This study’s principal component analysis (PCA) provides significant insights into the interactions between nutrient dynamics, climate change, and the proliferation of Noctiluca scintillans in the Black Sea. The PCA revealed that the nitrogen–phosphorus (N:P) ratio is a dominant factor influencing N. scintillans abundance. The PCA biplot underscores that nutrient stoichiometry, particularly the N:P ratio, strongly correlates with bloom dynamics, while temperature, although influential, primarily affects blooms indirectly. Elevated temperatures exacerbate water column stratification, reducing vertical mixing and enhancing nutrient trapping in surface layers. This phenomenon creates favorable conditions for N. scintillans growth during the summer months. The pronounced increase in summer points to warmer water temperatures and enhanced stratification as the key drivers of these blooms [81]. Stratification during summer can concentrate nutrients in the surface layers, promoting the growth of N. scintillans. Moreover, the summer season often brings higher levels of organic matter, resulting from increased biological activity and nutrient input from river runoff, which provides a rich food source for this heterotrophic dinoflagellate [48,49,58].

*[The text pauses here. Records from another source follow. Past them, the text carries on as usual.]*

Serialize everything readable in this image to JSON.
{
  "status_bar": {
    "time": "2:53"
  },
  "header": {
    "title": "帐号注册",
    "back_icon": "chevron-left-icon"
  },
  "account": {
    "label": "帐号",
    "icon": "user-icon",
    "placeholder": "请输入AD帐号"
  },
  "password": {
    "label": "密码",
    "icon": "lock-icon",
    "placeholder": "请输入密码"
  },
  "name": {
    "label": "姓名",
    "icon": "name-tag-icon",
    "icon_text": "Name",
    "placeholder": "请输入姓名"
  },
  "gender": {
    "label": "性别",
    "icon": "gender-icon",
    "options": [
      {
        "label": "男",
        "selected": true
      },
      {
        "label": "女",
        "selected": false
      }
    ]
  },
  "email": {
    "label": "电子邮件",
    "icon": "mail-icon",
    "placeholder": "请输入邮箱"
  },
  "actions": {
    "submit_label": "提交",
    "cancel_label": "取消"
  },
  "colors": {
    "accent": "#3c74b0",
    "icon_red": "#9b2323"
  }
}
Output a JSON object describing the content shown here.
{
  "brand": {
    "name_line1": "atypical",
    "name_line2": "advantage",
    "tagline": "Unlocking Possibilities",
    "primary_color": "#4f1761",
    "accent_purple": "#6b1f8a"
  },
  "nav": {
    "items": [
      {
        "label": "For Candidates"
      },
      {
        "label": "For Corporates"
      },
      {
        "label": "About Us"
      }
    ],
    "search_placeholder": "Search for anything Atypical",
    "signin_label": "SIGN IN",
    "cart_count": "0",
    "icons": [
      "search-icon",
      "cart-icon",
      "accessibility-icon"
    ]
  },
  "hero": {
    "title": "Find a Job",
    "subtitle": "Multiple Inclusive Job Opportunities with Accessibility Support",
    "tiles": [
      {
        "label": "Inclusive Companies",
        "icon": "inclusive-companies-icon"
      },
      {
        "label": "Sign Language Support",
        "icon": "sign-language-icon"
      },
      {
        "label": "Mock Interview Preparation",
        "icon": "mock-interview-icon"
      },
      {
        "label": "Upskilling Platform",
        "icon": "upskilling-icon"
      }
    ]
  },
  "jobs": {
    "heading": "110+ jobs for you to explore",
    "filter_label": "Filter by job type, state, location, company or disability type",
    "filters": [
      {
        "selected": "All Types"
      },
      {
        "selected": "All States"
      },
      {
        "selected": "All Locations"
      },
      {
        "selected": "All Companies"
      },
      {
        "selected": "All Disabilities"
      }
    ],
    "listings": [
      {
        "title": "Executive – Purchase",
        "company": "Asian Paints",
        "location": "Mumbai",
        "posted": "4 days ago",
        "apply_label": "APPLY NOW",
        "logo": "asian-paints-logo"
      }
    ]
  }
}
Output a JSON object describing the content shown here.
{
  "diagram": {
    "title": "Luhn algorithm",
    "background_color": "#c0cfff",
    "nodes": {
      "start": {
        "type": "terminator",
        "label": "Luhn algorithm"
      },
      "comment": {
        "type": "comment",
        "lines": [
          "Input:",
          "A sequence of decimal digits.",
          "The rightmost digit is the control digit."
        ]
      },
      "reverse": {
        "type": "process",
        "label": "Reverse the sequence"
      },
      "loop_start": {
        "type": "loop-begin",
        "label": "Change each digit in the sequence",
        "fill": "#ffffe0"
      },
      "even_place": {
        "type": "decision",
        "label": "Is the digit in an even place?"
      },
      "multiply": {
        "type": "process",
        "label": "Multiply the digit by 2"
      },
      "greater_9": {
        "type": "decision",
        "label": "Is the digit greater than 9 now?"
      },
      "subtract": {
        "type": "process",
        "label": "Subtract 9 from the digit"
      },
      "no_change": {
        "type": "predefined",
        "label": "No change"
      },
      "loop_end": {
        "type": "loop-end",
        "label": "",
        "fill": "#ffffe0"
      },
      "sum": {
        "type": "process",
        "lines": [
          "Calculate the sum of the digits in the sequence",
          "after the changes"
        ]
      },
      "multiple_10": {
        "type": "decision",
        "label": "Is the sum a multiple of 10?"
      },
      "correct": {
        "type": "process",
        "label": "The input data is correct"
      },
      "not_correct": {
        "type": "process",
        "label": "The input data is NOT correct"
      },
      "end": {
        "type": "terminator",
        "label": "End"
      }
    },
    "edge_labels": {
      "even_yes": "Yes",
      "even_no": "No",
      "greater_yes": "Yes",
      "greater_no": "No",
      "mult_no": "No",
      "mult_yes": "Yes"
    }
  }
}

Furthermore, the PCA highlights the complexity of nutrient interactions in the Black Sea ecosystem. While phosphorus concentrations have declined over decades, nitrogen concentrations remain high, maintaining an elevated N:P ratio. This imbalance drives ecosystem changes, shifting phytoplankton communities from diatom-dominated systems to those dominated by non-diatom species, including HAB-forming taxa like N. scintillans. Such shifts can disrupt trophic dynamics, reduce biodiversity, and intensify hypoxia in already vulnerable regions of the Black Sea.

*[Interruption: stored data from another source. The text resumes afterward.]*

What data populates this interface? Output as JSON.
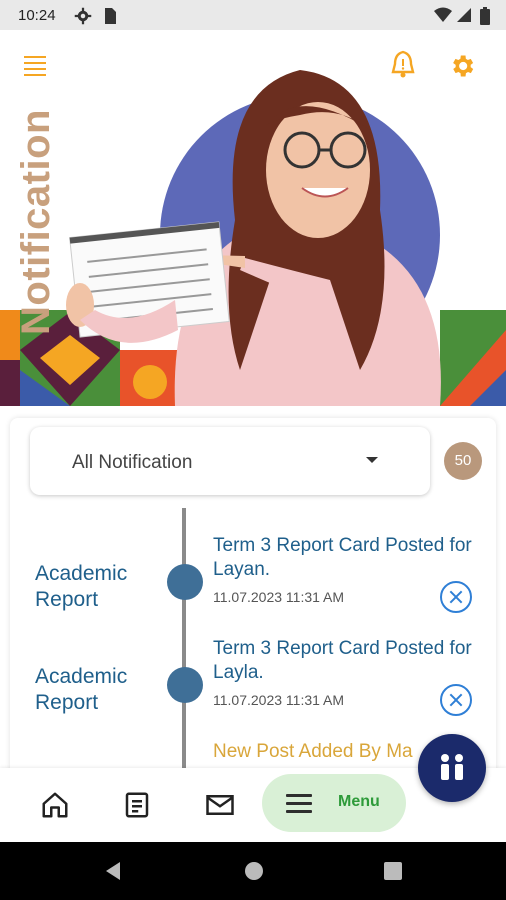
{
  "status_bar": {
    "time": "10:24"
  },
  "header": {
    "title": "Notification"
  },
  "filter": {
    "selected": "All Notification",
    "count": "50"
  },
  "notifications": [
    {
      "category": "Academic Report",
      "title": "Term 3 Report Card Posted for Layan.",
      "time": "11.07.2023 11:31 AM"
    },
    {
      "category": "Academic Report",
      "title": "Term 3 Report Card Posted for Layla.",
      "time": "11.07.2023 11:31 AM"
    },
    {
      "category": "",
      "title": "New Post Added By Ma",
      "time": ""
    }
  ],
  "bottom_nav": {
    "menu_label": "Menu",
    "items": [
      "home-icon",
      "document-icon",
      "mail-icon",
      "menu-icon"
    ]
  },
  "colors": {
    "accent_orange": "#f5a623",
    "title_tan": "#c8a07d",
    "item_blue": "#1f5f8b",
    "fab_navy": "#1b2a6b",
    "menu_green": "#2e9b3a"
  }
}
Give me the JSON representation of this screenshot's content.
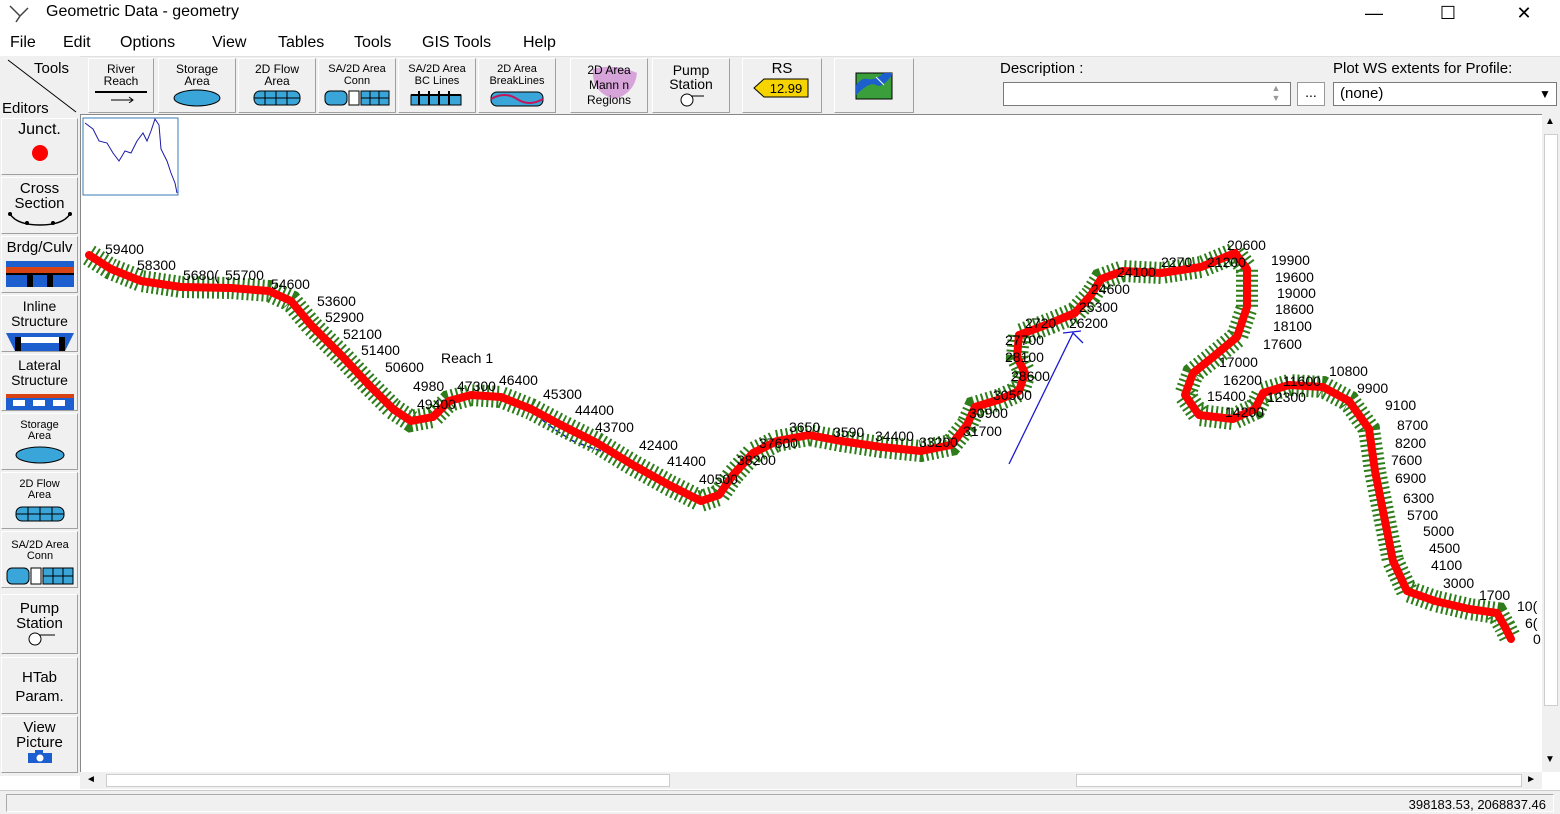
{
  "window": {
    "title": "Geometric Data - geometry",
    "minimize": "—",
    "maximize": "☐",
    "close": "✕"
  },
  "menu": [
    "File",
    "Edit",
    "Options",
    "View",
    "Tables",
    "Tools",
    "GIS Tools",
    "Help"
  ],
  "toolbar": {
    "tools_label": "Tools",
    "editors_label": "Editors",
    "river_reach": "River Reach",
    "storage_area": "Storage Area",
    "flow_area_2d": "2D Flow Area",
    "sa_2d_conn": "SA/2D Area Conn",
    "sa_2d_bc": "SA/2D Area BC Lines",
    "breaklines_2d": "2D Area BreakLines",
    "mann_regions": "2D Area Mann n Regions",
    "pump_station": "Pump Station",
    "rs_label": "RS",
    "rs_value": "12.99",
    "description_label": "Description :",
    "description_value": "",
    "more_button": "...",
    "plot_ws_label": "Plot WS extents for Profile:",
    "plot_ws_value": "(none)"
  },
  "editors": {
    "junction": "Junct.",
    "cross_section": "Cross Section",
    "bridge_culvert": "Brdg/Culv",
    "inline_structure": "Inline Structure",
    "lateral_structure": "Lateral Structure",
    "storage_area": "Storage Area",
    "flow_area_2d": "2D Flow Area",
    "sa_2d_conn": "SA/2D Area Conn",
    "pump_station": "Pump Station",
    "htab_param": "HTab Param.",
    "view_picture": "View Picture"
  },
  "map": {
    "reach_name": "Reach 1",
    "river_color": "#ff0000",
    "section_color": "#2e7d1a",
    "stations": [
      "59400",
      "58300",
      "5680(",
      "55700",
      "54600",
      "53600",
      "52900",
      "52100",
      "51400",
      "50600",
      "4980",
      "47300",
      "49400",
      "46400",
      "45300",
      "44400",
      "43700",
      "42400",
      "41400",
      "40500",
      "38200",
      "37600",
      "3650",
      "3590",
      "34400",
      "33200",
      "31700",
      "30900",
      "30500",
      "28600",
      "28100",
      "27700",
      "2720",
      "26200",
      "25300",
      "24600",
      "24100",
      "2270",
      "21200",
      "20600",
      "19900",
      "19600",
      "19000",
      "18600",
      "18100",
      "17600",
      "17000",
      "16200",
      "11600",
      "10800",
      "15400",
      "12300",
      "14200",
      "9900",
      "9100",
      "8700",
      "8200",
      "7600",
      "6900",
      "6300",
      "5700",
      "5000",
      "4500",
      "4100",
      "3000",
      "1700",
      "10(",
      "6(",
      "0"
    ]
  },
  "status": {
    "coords": "398183.53, 2068837.46"
  }
}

N. scintillans dynamics also fit within this seasonal framework. The broader range of N. scintillans abundance and biomass observed during summer suggests significant variability driven by several environmental factors, such as nutrient availability [82]. In contrast, the lower values from autumn, winter, and spring indicate less favorable conditions for the organism, likely due to lower temperatures and potentially limited nutrient availability.
Overall, this seasonal pattern suggests that N. scintillans blooms are primarily a summer phenomenon in the RBSC. This has significant ecological implications, as the blooms can lead to oxygen depletion in the water column, additionally to the increasing seawater temperature, potentially causing hypoxia and disrupting the marine food web during peak bloom periods [83]. The peak of N. scintillans blooms, particularly during summer, is often associated with increased ammonium levels. As N. scintillans consumes large quantities of organic material, it releases ammonium4 as a byproduct of its metabolism. This process can lead to elevated concentrations of ammonium in the surrounding water, particularly in areas where blooms are extensive. The correlation between ammonium and N. scintillans abundance is often positive during bloom periods, reflecting this contribution to nitrogen cycling [83,84].

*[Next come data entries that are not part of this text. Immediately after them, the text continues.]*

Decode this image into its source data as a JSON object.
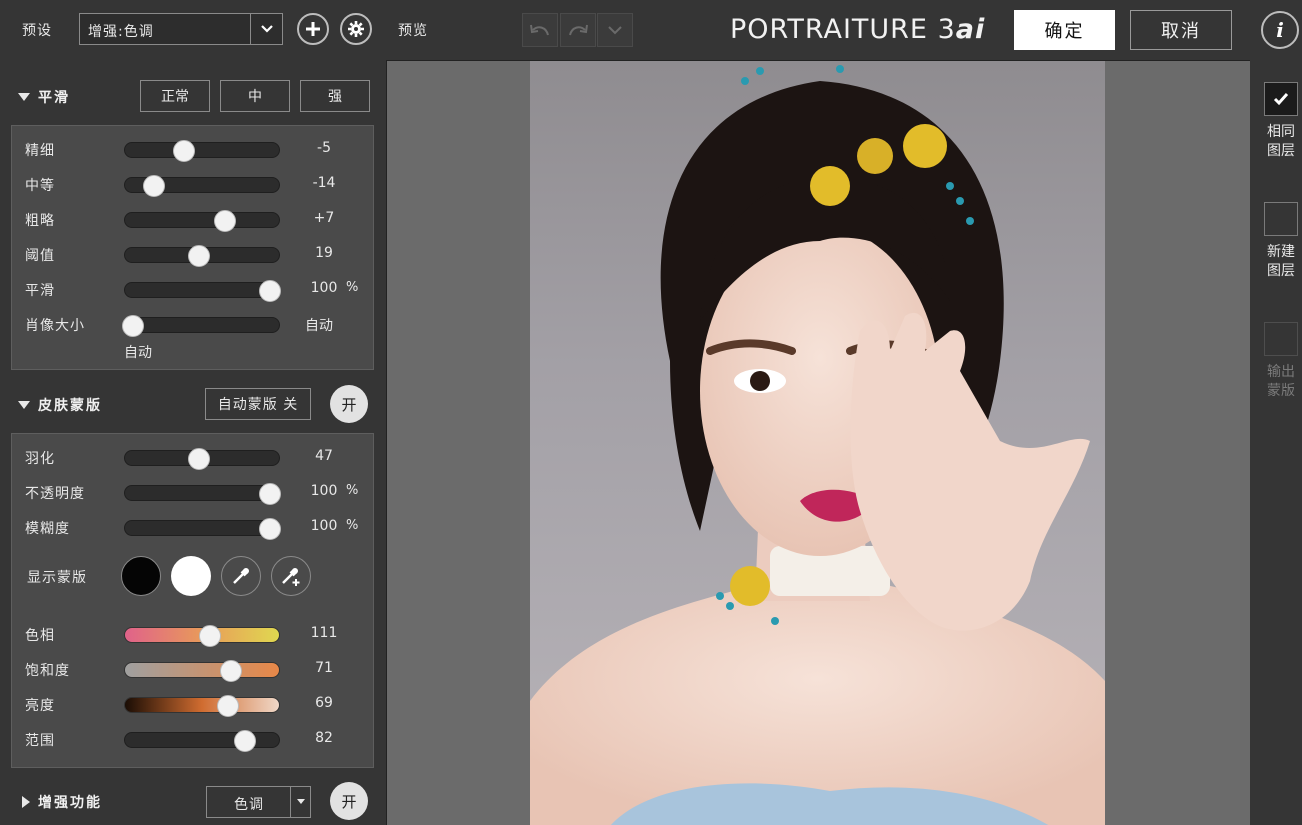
{
  "topbar": {
    "preset_label": "预设",
    "preset_value": "增强:色调",
    "preview_label": "预览",
    "logo_main": "PORTRAITURE 3",
    "logo_ai": "ai",
    "ok_label": "确定",
    "cancel_label": "取消",
    "info_label": "i"
  },
  "smooth": {
    "title": "平滑",
    "modes": [
      "正常",
      "中",
      "强"
    ],
    "sliders": [
      {
        "name": "精细",
        "value": "-5",
        "unit": "",
        "pos": 0.38
      },
      {
        "name": "中等",
        "value": "-14",
        "unit": "",
        "pos": 0.19
      },
      {
        "name": "粗略",
        "value": "+7",
        "unit": "",
        "pos": 0.65
      },
      {
        "name": "阈值",
        "value": "19",
        "unit": "",
        "pos": 0.48
      },
      {
        "name": "平滑",
        "value": "100",
        "unit": "%",
        "pos": 0.94
      }
    ],
    "portrait_size_label": "肖像大小",
    "portrait_size_value": "自动",
    "portrait_size_sub": "自动",
    "portrait_size_pos": 0.05
  },
  "skin_mask": {
    "title": "皮肤蒙版",
    "auto_mask_label": "自动蒙版 关",
    "on_label": "开",
    "sliders": [
      {
        "name": "羽化",
        "value": "47",
        "unit": "",
        "pos": 0.48
      },
      {
        "name": "不透明度",
        "value": "100",
        "unit": "%",
        "pos": 0.94
      },
      {
        "name": "模糊度",
        "value": "100",
        "unit": "%",
        "pos": 0.94
      }
    ],
    "show_mask_label": "显示蒙版",
    "color_sliders": [
      {
        "name": "色相",
        "value": "111",
        "pos": 0.55
      },
      {
        "name": "饱和度",
        "value": "71",
        "pos": 0.69
      },
      {
        "name": "亮度",
        "value": "69",
        "pos": 0.67
      },
      {
        "name": "范围",
        "value": "82",
        "pos": 0.78
      }
    ]
  },
  "enhance": {
    "title": "增强功能",
    "select_value": "色调",
    "on_label": "开"
  },
  "right_panel": {
    "same_layer": "相同图层",
    "new_layer": "新建图层",
    "output_mask": "输出蒙版"
  },
  "colors": {
    "hue_gradient": "#e0628a,#e89a5a,#e0d850",
    "sat_gradient": "#a0a0a0,#e88848",
    "lum_gradient": "#1a0d05,#d06c30,#f0d8c8"
  }
}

Furthermore, during and after bloom events, the decomposition of N. scintillans biomass by bacterial activity can further elevate ammonium concentrations. This release of ammonium can enhance nutrient availability, potentially leading to a feedback loop that supports further primary production, especially under the stratified, low-oxygen conditions typical of summer [48,49,58,81].
Thus, N. scintillans blooms can play a significant role in the nitrogen cycle by directly releasing ammonium through excretion and indirectly through decomposition processes [85], contributing to the nutrient dynamics in coastal ecosystems like the Black Sea [15].
The nutrient dynamics along the Romanian Black Sea coastal waters are heavily influenced by riverine nutrient inputs, agricultural runoff, and industrial discharges. The Danube River, as one of Europe’s largest rivers, serves as the primary source of nutrient loading in the region [86,87,88]. Its discharge introduces substantial quantities of nitrogen, phosphorus, and organic matter into the Black Sea, driving eutrophication and contributing to harmful algal blooms (HABs) [76,81,86,89,90]. Seasonal fluctuations in river flow, driven by snowmelt, rainfall, and droughts, modulate nutrient delivery, amplifying nutrient loads during high-flow periods and concentrating pollutants during low-flow conditions.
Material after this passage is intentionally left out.